Kehl: "Diesen Verein in den letzten Jahren zu beschreiben, ist schon verrückt. Wir haben hier ein Wellenbad der Gefühle erlebt, so wie bei keinem anderen Verein in der Liga. Besonders in den schlechten Phasen habe ich erfahren, was der Verein für diese Region bedeutet, was er auch mir bedeutet und meiner Familie. Meine beiden Kinder sind hier groß geworden. Wir fühlen uns hier heimisch. All das, was den Verein mit den Fans ausmacht, hat mich über die Jahre hier gehalten. Sicher gab es mal Phasen, in denen ich überlegt habe, ob ich einen anderen Schritt gehen soll. Aber ich habe es nie bereut, dass ich bei Borussia Dortmund geblieben und ein Teil dieses großen Vereins geworden bin. Vielleicht dauert dies ja auch noch etwas länger an."

Frage: "Ist Dortmund die letzte Station Ihrer Karriere?"

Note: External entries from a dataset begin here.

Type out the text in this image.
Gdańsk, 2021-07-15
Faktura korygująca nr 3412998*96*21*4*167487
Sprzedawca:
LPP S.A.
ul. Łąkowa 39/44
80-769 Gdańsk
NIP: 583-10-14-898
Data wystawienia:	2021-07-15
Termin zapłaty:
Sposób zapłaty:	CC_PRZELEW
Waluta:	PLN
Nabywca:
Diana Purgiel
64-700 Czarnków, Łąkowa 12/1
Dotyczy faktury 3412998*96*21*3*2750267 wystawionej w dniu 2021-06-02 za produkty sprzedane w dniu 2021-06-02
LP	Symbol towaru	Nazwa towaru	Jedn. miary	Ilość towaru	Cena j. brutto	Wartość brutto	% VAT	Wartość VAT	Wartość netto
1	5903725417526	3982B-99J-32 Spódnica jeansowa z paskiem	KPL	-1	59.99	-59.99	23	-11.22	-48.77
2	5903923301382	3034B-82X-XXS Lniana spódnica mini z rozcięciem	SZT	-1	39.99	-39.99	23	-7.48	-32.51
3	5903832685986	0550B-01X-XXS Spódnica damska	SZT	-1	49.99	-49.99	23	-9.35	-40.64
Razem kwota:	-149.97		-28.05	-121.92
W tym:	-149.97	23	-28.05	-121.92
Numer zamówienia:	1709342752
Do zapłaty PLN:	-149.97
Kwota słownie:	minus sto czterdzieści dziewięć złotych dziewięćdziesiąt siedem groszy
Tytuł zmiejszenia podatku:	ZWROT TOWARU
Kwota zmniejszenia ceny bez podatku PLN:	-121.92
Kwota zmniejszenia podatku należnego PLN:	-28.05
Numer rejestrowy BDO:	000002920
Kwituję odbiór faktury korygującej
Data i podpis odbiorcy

Kehl: "Das weiß ich nicht. Ich weiß nur, dass es im Fußball sehr schnell gehen kann. Mein Vertrag läuft im nächsten Sommer aus. Wir haben aber bis jetzt noch keine Gespräche geführt. Für mich ist es wichtig die guten Leistungen aus den letzten Wochen zu bestätigen, und weiterhin auf mich aufmerksam machen zu können. Denn ich möchte, wenn ich gesund bleibe, noch ein paar Jahr spielen." (SID)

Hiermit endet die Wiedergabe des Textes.